How can a workers’ compensation attorney help me?
Workers’ compensation insurance companies have their own attorneys and law firms working on their behalf. Their top priority is to protect their bottom line, even if that means cheating an injured employee out of necessary medical care. You should not have to defend yourself from insurers when you are recovering from a work injury.
The best workers’ comp attorney is someone who will fight on your behalf. They will make sure you receive proper medical care, full and fair compensation, and timely payment of benefits beginning immediately after an injury at work has occurred.
Contact our workers’ compensation law firm to ensure you receive the money you deserve on time.
Can I sue a third party and collect workers’ compensation?
Workers’ compensation is typically the exclusive remedy for employees who receive injuries at work, but there are some exceptions. For example, if someone other than your employer negligently caused your injury.
A workers’ comp lawyer near you will evaluate your case to determine if an additional or alternative lawsuit can be filed.
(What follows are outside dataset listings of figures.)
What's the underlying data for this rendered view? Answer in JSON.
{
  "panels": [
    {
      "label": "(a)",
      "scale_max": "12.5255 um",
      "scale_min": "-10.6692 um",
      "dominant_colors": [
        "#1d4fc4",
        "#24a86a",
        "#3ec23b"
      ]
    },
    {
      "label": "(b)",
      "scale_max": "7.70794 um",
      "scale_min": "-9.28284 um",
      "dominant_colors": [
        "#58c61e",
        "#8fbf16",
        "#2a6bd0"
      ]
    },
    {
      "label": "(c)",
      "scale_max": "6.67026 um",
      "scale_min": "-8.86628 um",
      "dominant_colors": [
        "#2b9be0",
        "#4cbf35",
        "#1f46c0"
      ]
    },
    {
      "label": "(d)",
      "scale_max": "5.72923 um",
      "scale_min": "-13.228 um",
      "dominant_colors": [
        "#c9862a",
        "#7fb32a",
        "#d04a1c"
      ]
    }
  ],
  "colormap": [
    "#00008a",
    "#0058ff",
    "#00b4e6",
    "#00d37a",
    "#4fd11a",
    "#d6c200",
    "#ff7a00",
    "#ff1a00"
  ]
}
How much does it cost to hire a workers’ compensation attorney?
Our St. Louis workers’ compensation lawyers work on a contingency fee basis. This means clients do not pay anything unless we win a settlement or judgment on their case. If benefits are recovered, clients will reimburse us for the expense of prosecuting their case and pay workers’ compensation attorney fees. These fees are capped at 25% in Missouri and 20% in Illinois.